The initial idea was to make a mini series – potentially a podcast series – consisting of three parts, each looking at one dish. Below is potential topics (dishes) for the series and findings from background research in to their origins.
|Fish & Chips||Two Claims; Northerner in 1863, Lancashire. Jewish immigrant in 1860, East London.(Source)|
|Sunday Roast w/ Y Pudding & Gravy||No reliable source for roast or gravy. Most articles regurgitated. A lot of info on Yorkshire Puddings. (Source)|
|Toad in the Hole||First mentioned in 1747, although appeared in Oxford Dictionary in 1787; no recorded origin. Old wives’ tale about where the name came from. (Source) Popular with ‘penny-pinching middle classes’. (Source)|
|Full English||Origin dates middle ages – when only two meals a day were eaten. Originally ale, bread and cold meat. (Source) Idea made by the Gentry. (Source)|
|Bangers & Mash||Term bangers originates from World War (discrepancy between WW1 and WW2). (Source) No information on the pairing.|
|Mince Pies||Dates back to the 17th century, used to contain meat. Was square prior to stigmatisation by Puritans. (Source)|
Reflecting on the background research and a brief listen to BBC Radio 4’s The Kitchen Cabinet and The Food Programme, it is clear that three 7-minute pieces isn’t the appropriate format for the proposed idea. Sticking the three pieces together to make a longer piece, one that would be more suitable for podcasting, wouldn’t have a good flow. Potentially, each ‘episode’ could have a theme to create a good flow, for example Christmas.
During a tutorial with Aasiya, it was discussed that a traditional independent production company would unlike commission a piece like this as they would struggle to find a place to broadcast it or publish it off their own backs. A discussion was had about who might commission a piece like this, for example The British Museum of Food.
Going forward, I intend to secure a commission within the next week, whether that be from the BMOF or a similar association/organisation.
Blog Post #2 (24/10/2017)
Having failed to obtain a commission from the British Museum of Food and Historic UK, and becoming somewhat bored of the original idea, I decided to scrap it in favour of a new one. A fellow student, Simon, informed the group that the director of communications at National Student Pride was looking for episode idea for the Student Pride Podcast. After contemplating the idea of making a piece about exploring why the press out celebrities, I decided the idea needed to be more student focused. After watching a series of films over the weekend, it occurred to me that Ryan Evans (a character from the High School Musical Franchise) was overly gay but it was never explicitly mentioned. This led me to the ‘coded gay’ phenomenon, whereby the codes and conventions of a character make them come across as gay but is never directly mentioned or acknowledged due to culture at the time.
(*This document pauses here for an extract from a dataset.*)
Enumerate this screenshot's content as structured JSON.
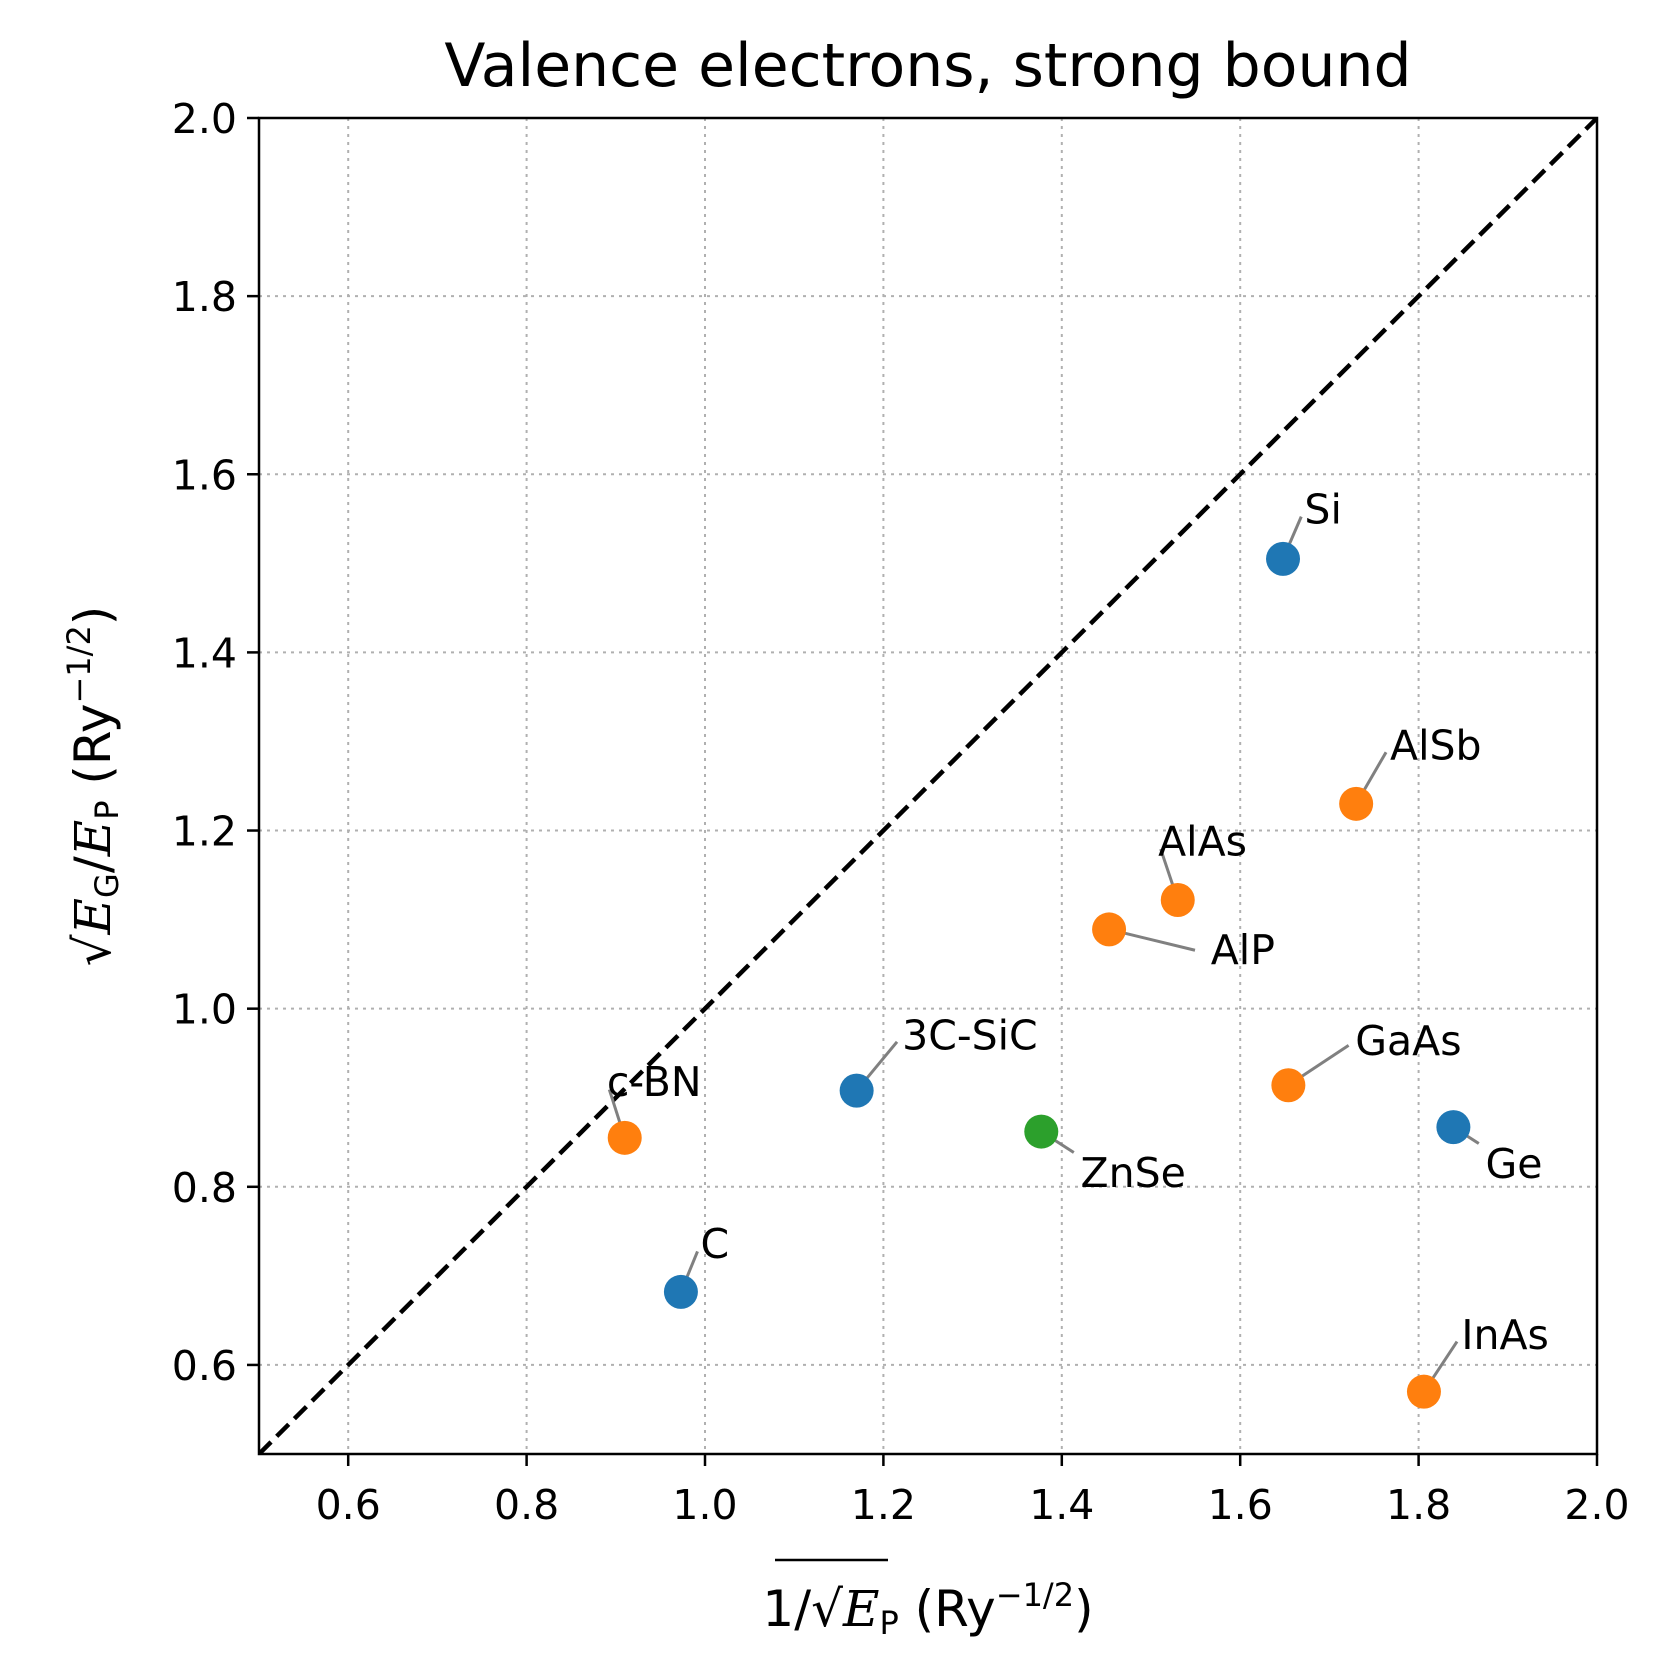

With this in mind, I sent the Director of Communications at National Student Pride and Young Voices Editor at Gay Star News, Jamie, a pitch of an episode idea for their collaborative podcast, which will explore whether the use of ‘coded gay’ characters in children’s media has any effect on the LGBT community.
Blog Post #3 (07/11/2017)
Over the last two weeks, I finally managed to secure a commission for my Digital Entrepreneurship piece. I visited Jamie at GSN HQ to have an in-depth discussion about the podcast episode including potential contributors. The following day I set out contacting contributors, first on my list was a former University of Westminster professor Jeanette Steemers who researches children’s media. She was unfortunately unable to help as her research is in the business and economics side however she gave me the contact details of two people who she believe could help. Unfortunately, her first suggestion is currently on research leave this semester but her second suggestion Cindy Carter, who researches gender in children’s media, is able to help and I will be interviewing her in due course. I also got in touch with the UWSU LGBTI society as I think this will be the best way to obtain appropriate and relevant vox pops. The secretary of the society got back in touch and informed me that she will pass along the information to society members in the next meeting.